Présenté, perçu et admiré comme un film de la passion, ce qu'il est sans nul doute, Tess est une fable belle et tragique, d'une immense force dramatique. Polanski a réalisé un film qui a l'émotion profonde et digne des romans de Dostoïevski et des pièces de Tchékov. Il y parvient avec retenue, sans jamais réaliser de scènes de déclarations d'amour interminables, de crises d'hystérie dans les malheurs ou des meurtres filmés avec complaisance, et en laissant plutôt une place importante à des paysages réalistes. Au plus, une scène de viol vite masquée par la brume, ou un insert sur un couteau à viande, une tache de sang grandissante au plafond et des traces rouges sur une robe, ou encore une courte colère lorsque Tess ne parvient pas à convaincre le pasteur apiculteur (probablement un jeu de mot avec "wasp" signifiant en anglais à la fois "guêpe" et "blanc protestant d'origine anglo-saxonne") de faire inhumer son bébé dans le cimetière de la paroisse, c'est tout. Magnifiquement filmé, Tess offre parfois des images d'une grande beauté poétique, comme la scène de la forêt où l'héroïne, préparant lentement sa couche à même le sol, se retrouve face à un cerf, faisant basculer ce moment en une fraction de seconde dans un autre univers.

Tess (1979).

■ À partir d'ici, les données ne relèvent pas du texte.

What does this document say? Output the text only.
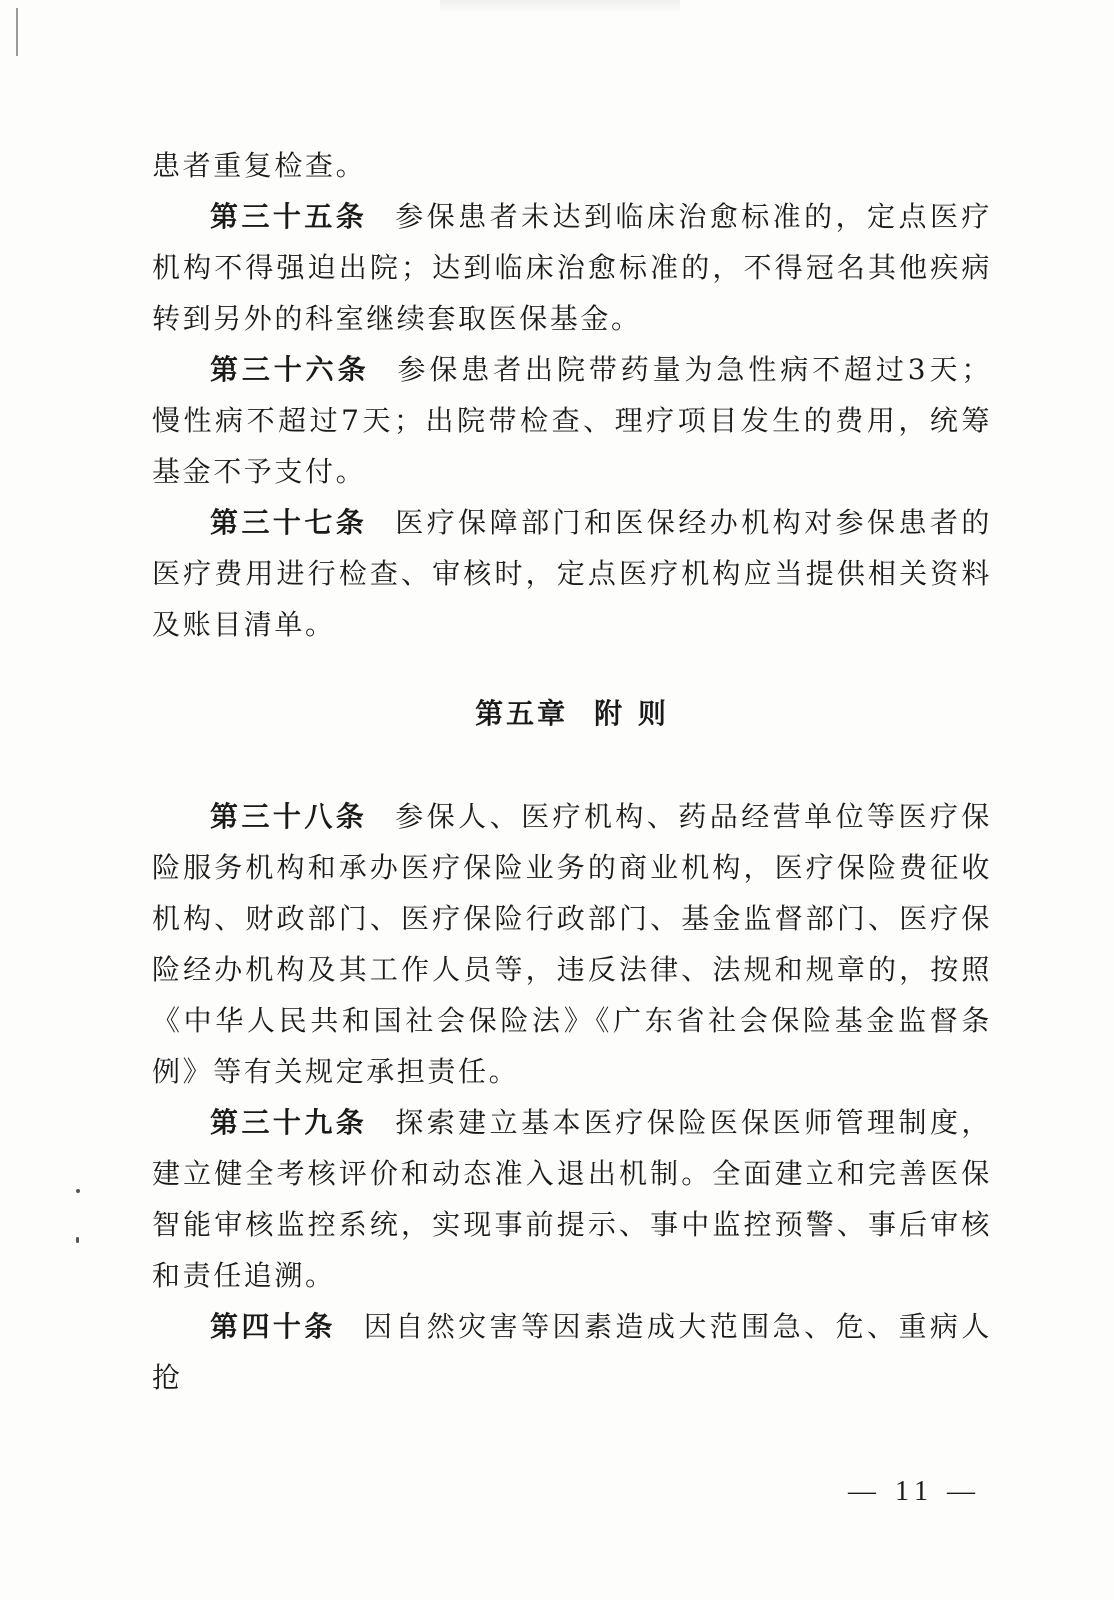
患者重复检查。

第三十五条 参保患者未达到临床治愈标准的，定点医疗机构不得强迫出院；达到临床治愈标准的，不得冠名其他疾病转到另外的科室继续套取医保基金。

第三十六条 参保患者出院带药量为急性病不超过3天；慢性病不超过7天；出院带检查、理疗项目发生的费用，统筹基金不予支付。

第三十七条 医疗保障部门和医保经办机构对参保患者的医疗费用进行检查、审核时，定点医疗机构应当提供相关资料及账目清单。

第五章 附 则

第三十八条 参保人、医疗机构、药品经营单位等医疗保险服务机构和承办医疗保险业务的商业机构，医疗保险费征收机构、财政部门、医疗保险行政部门、基金监督部门、医疗保险经办机构及其工作人员等，违反法律、法规和规章的，按照《中华人民共和国社会保险法》《广东省社会保险基金监督条例》等有关规定承担责任。

第三十九条 探索建立基本医疗保险医保医师管理制度，建立健全考核评价和动态准入退出机制。全面建立和完善医保智能审核监控系统，实现事前提示、事中监控预警、事后审核和责任追溯。

第四十条 因自然灾害等因素造成大范围急、危、重病人抢

— 11 —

Un film de Roman Polanski. Scénario de Gérard Brach & Roman Polanski et John Brownjohn, basé sur le roman Tess of d'Urbervilles de Thomas Hardy. Photographie par Geoffrey Unsworth et Ghislain Cloquet. Décors de Pierre Guffroy. Musique de Philippe Sarde avec le London Symphony Orchestra (sous la direction de Carlo Salvina). Costumes d'Anthony Powell. Produit par Claude Berri et Timothy Burrill. Réalisé par Roman Polanski.
Dernière modification par Major Tom le 1 mars 11, 10:13, modifié 2 fois.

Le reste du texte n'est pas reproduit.